5.    Bab V (Kerja sama dan Implikatur)
        Pada pembahasan sebelumnya kita berasumsi bahwa penutur dan pendengar yang terlibat dalam percakaapan umumnya saling bekerja sama. Misalnya untuk keberhasilan suatu referensi, diharapkan kerja sama menjadi factor utama. Ketika menerima preupposisi penutur, pendengar harus berasumsi bahwa seorang penutur yamg mengtakan “mobil saya’ memeng benar-benar memiliki mobil yang disebutkan dan tidak mencoba untuk menyesatkan pendengar. Bentuk kerja sama yang seperti ini ialah bentuk kerja sama yang sederhana dimana orang-orang yang sedang berbicara umumnya tidak diasumsikan tidak berusaha membingungkan informasi yang relevan satu sama lain. Prinsip kerja sama ialah membuat percakapan anda sendiri seperti yang diminta, pada taraf dimana percakapan itu terjadi, dengan maksud atau arah pergantian bicara yang dapat diterima  dimana anda terlibat didalamnya.
         Imperator dasar percakapan terjadi apabila asumsi dasar percakapan adalah jikalau tidak ditunjukkan sebaliknya bahwa peserta-pesertanya mengikuti prinsip kerja sama dan maksim-maksim. Imperator percakapan umum terjadi apabila pengetahuan khusus tidak mempersyaratkan untuk memperhitungkan makna tambahan yang disampaikan. Impiratur berskala ialah bahwa semua bentuk dari skala yang lebih tinggi dilibatkan apabila bentuk apapun dalam skala itu dinyatakan. Imperator percakapan khusus ialah percakapan yang terjadi dalam konteks yang khusus  dimana kita mengasumsiakn informasi secara local.
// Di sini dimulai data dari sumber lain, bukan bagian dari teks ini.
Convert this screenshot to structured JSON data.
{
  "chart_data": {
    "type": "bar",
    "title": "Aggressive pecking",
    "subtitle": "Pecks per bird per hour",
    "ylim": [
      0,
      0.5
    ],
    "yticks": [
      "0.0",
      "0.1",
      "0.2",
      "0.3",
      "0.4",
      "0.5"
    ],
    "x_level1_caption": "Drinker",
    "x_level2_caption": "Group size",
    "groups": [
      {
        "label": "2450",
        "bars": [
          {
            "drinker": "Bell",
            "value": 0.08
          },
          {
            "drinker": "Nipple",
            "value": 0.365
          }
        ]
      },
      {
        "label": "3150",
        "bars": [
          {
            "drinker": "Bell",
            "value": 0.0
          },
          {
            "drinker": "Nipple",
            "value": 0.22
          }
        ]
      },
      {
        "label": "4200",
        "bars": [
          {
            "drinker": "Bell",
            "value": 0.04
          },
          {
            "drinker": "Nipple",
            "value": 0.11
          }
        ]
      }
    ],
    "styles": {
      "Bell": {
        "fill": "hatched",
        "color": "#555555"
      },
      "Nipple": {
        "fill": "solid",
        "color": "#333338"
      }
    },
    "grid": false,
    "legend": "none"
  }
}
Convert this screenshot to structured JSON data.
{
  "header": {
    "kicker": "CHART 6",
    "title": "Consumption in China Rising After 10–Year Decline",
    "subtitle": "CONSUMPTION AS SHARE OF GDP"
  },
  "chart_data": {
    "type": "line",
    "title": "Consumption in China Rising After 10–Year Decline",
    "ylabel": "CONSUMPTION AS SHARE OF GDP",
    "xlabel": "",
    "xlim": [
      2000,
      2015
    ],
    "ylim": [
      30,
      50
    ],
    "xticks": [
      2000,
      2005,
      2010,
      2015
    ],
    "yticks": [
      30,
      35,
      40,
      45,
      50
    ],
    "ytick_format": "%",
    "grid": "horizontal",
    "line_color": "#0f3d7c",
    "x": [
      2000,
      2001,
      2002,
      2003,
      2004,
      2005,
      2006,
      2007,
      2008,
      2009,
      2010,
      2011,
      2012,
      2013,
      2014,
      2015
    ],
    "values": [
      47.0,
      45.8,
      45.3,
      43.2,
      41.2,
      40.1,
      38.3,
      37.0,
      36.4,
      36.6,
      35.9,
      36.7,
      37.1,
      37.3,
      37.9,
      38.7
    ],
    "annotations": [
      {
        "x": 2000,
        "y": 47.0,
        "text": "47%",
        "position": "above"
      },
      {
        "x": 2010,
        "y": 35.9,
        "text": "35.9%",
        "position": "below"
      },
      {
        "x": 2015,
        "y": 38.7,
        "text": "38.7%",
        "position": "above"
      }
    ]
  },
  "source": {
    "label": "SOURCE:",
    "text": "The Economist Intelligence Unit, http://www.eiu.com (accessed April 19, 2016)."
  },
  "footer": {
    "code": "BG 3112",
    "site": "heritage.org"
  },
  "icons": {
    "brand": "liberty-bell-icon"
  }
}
6.    Bab VI (Tindak Tutur dan Peristiwa tutur)
        Dalam usaha untuk mengungkapkan diri mereka orang-orang tidak hanya menghasilkan tuturan yang mengndung kata-kata dan struktur-struktur gramatikal saja, tetapi mereka juga memperhatikan tindakan-tindakan melelui tuturan itu. Istilah-istilah deskriptif yang berlainan untuk tindak tutur yang berlainan digunakan untuka maksud komunikatif penutur dalam menghasilkan tuturan. Penutur berharap agar maksud komunikatifnya akan dimengerti oleh pendengar. Penutur dan pendengar biasanya terbantu terbantu oleh keadaan disekitar tuturan itu. Keadaan semacam initermaksud juga dalam tuturan-tutura yang lain , disebut peristiwa tutur. Dalam banyak hal peristiwa tuturlah yang menentukan penafsiran terhadap suatu tuturan ketika menampilkan suatu tindak tutur khusus.
        Pada sutu saat \, tindakan yang ditampilkan dengan menghasilkan suatu tuturan akan mengandung tiga tindak yang saling berhunungan. Yang pertama adalah tindak lokusi, yang merupakan tindak dasar tuturan atau menghasilkan suatu ungkkapan linguistic yang bermakna. Kita membentuk tuturan dengan beberapa fungsi didalam pikiran. Ini adalah dimensi kedua  atau tindak ilokusi. Tentu kita secara tidak sederhana menciptakan tuturan yang memiliki fungsi tanpa memasukkan tuturan itu memiliki akibat. Inilah dimensi ketiga, tindak perlokusi.
        Alat penunjuk tekanan ilokusi ialah jenis ungkapan dimana terdapat celah untuk sebuah kata kerja yang secara eksplisit menyebutkan tindak ilokusi yang sedang ditunjukkan.
        Dalam klasifikasi tindak tutur mencantumkan lima jenis fungsi unum yang ditunjukkan oleh tindak tutur yaitu deklarasi, representative, ekspresif, direktif, dan komisif. Deklarasi ialah jenis tindak tutur yang mengubah dunia melalui tuturan. Ekspresif ialah jenis tindak tutur yang menyatakan sesuatu yang dirasakan oleh penutur. Direktif ialah jenis tindak tutur yang dipakai oleh penutur untuk menyuruh orang lain melakukan sesuatu. Komisif ialah jenis tindak tutur yang dipahami oleh penutur untuk mengikatkan dirinya terhadap tindakan dimasa yang akan datang.    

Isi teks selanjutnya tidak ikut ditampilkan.